In our experience, there is minimal operative morbidity or complications requiring operative intervention. Overall, extremity reduction was statistically significant when pre- and postoperative measurements were compared with the unaffected contralateral limb.
In the lower limb, the average percentage of circumferential reduction for all patients above the knee was 51%; below the knee, 66%; at the ankle, 44%; and at the level of the foot, 41%. The overall circumferential reduction for the lower limb lymphedema was 52%. Complications consisted of cellulitis in 20% of the patients who received RRPP without other procedures, seroma in 6.7%, and hematoma in 6.7%. There was no incidence of wound breakdown or skin flap necrosis. In 13.3% of the patients, there were complaints of numbness in the extremity, which had not resolved within a year. Most patients complained of a transient numbness of the leg that resolved within 6 months.

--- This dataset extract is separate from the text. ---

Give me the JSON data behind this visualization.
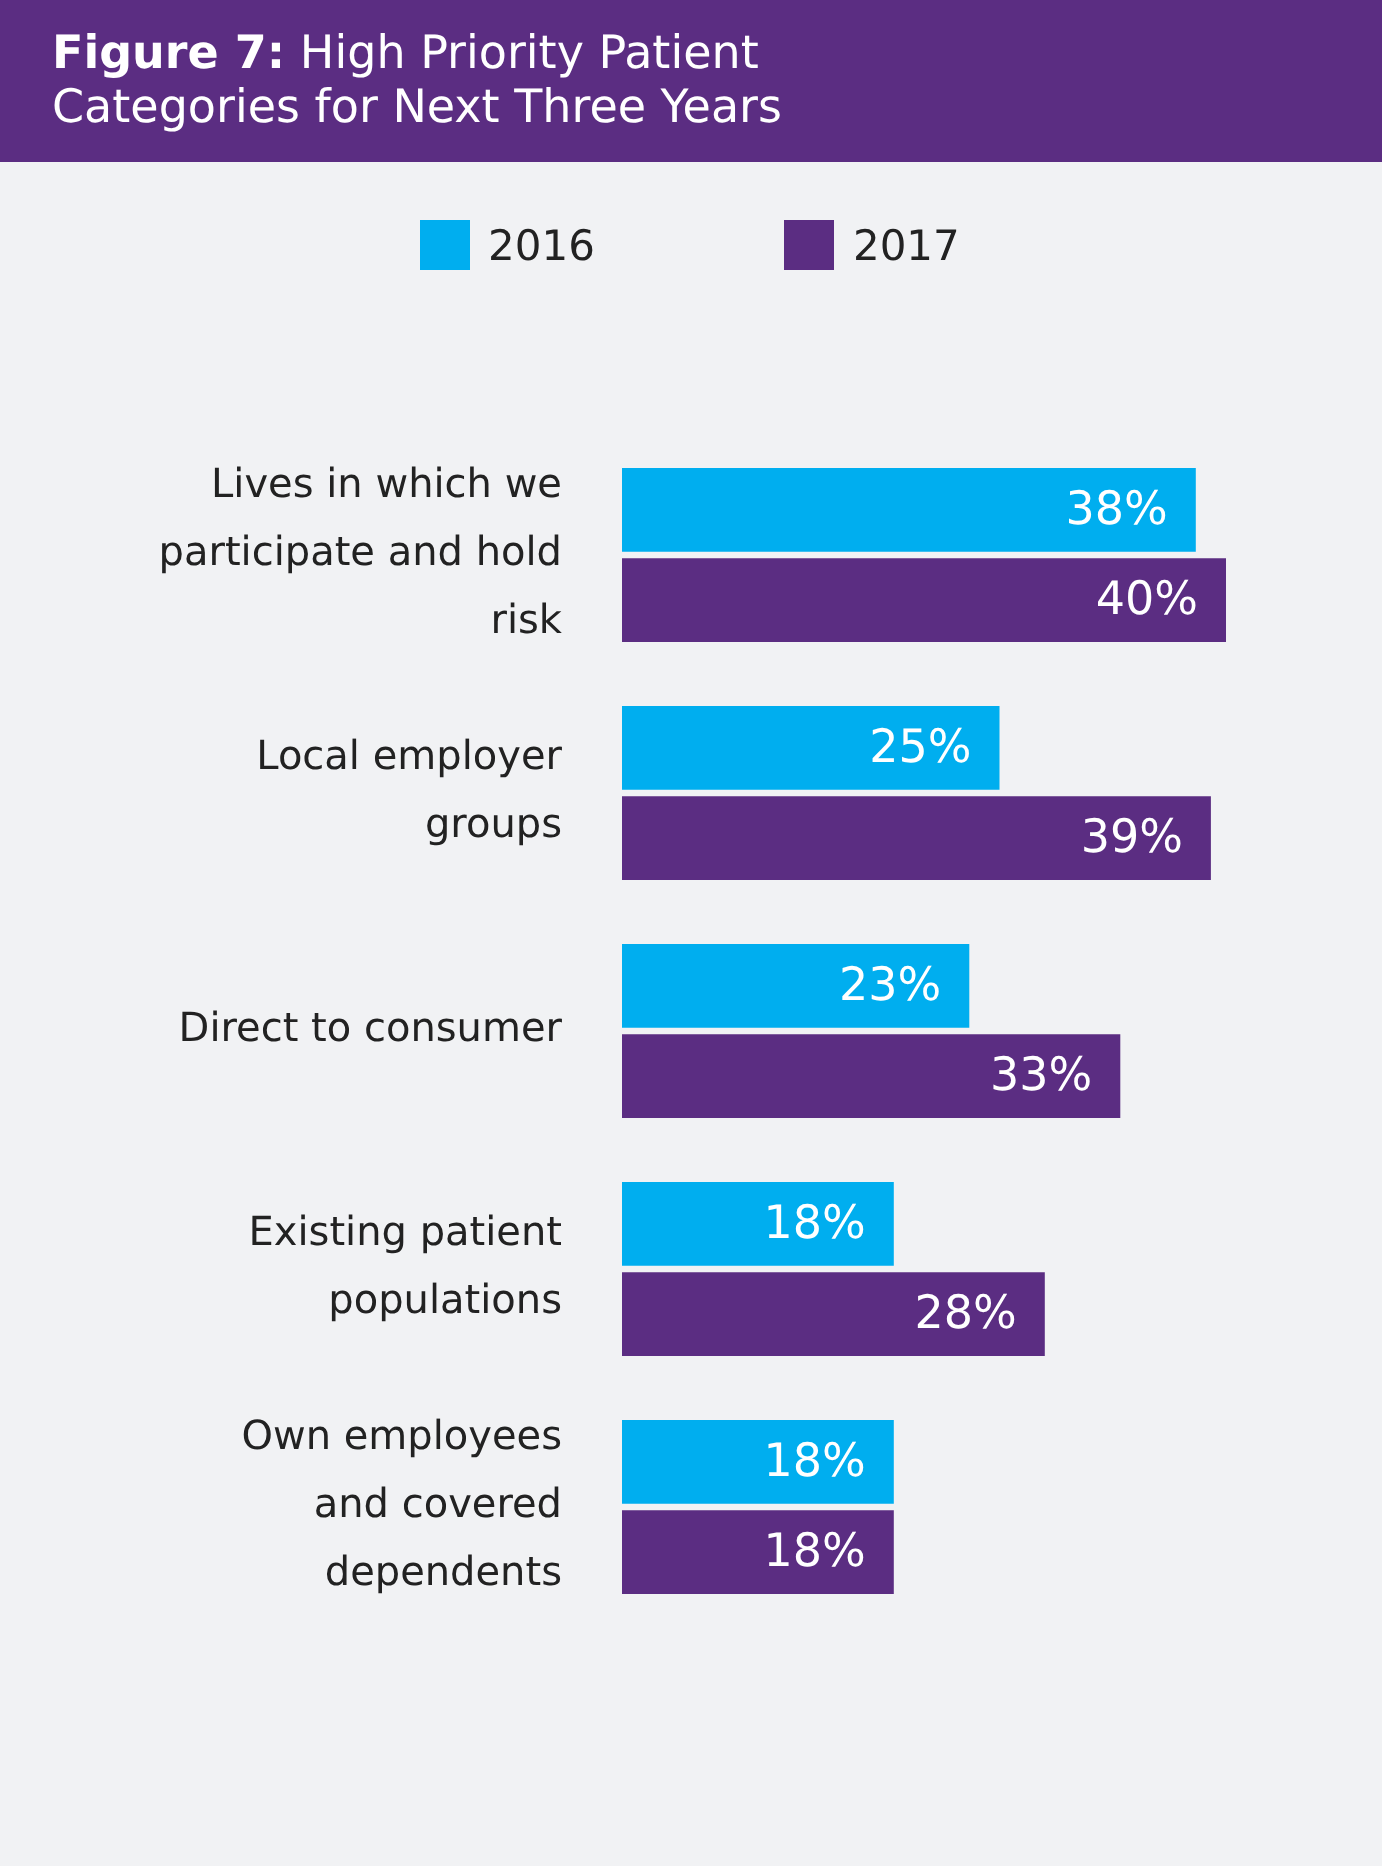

For the upper limb, the average circumferential reduction above and below the elbow, at the wrist, and at the hand were 15.1%, 20.7%, 0.5%, and 3.6%, respectively. Statistical analysis showed significant circumference reduction above and below the elbow but not at the wrist and hand. There were no cases of wound breakdown, skin necrosis, or cellulitis in the postoperative period. Mild numbness confined to the vicinity of the surgical incisions was a complaint in 36.3% of the patients. All lymphedema reductions were completed in one stage ( Fig. 23.2A–C ).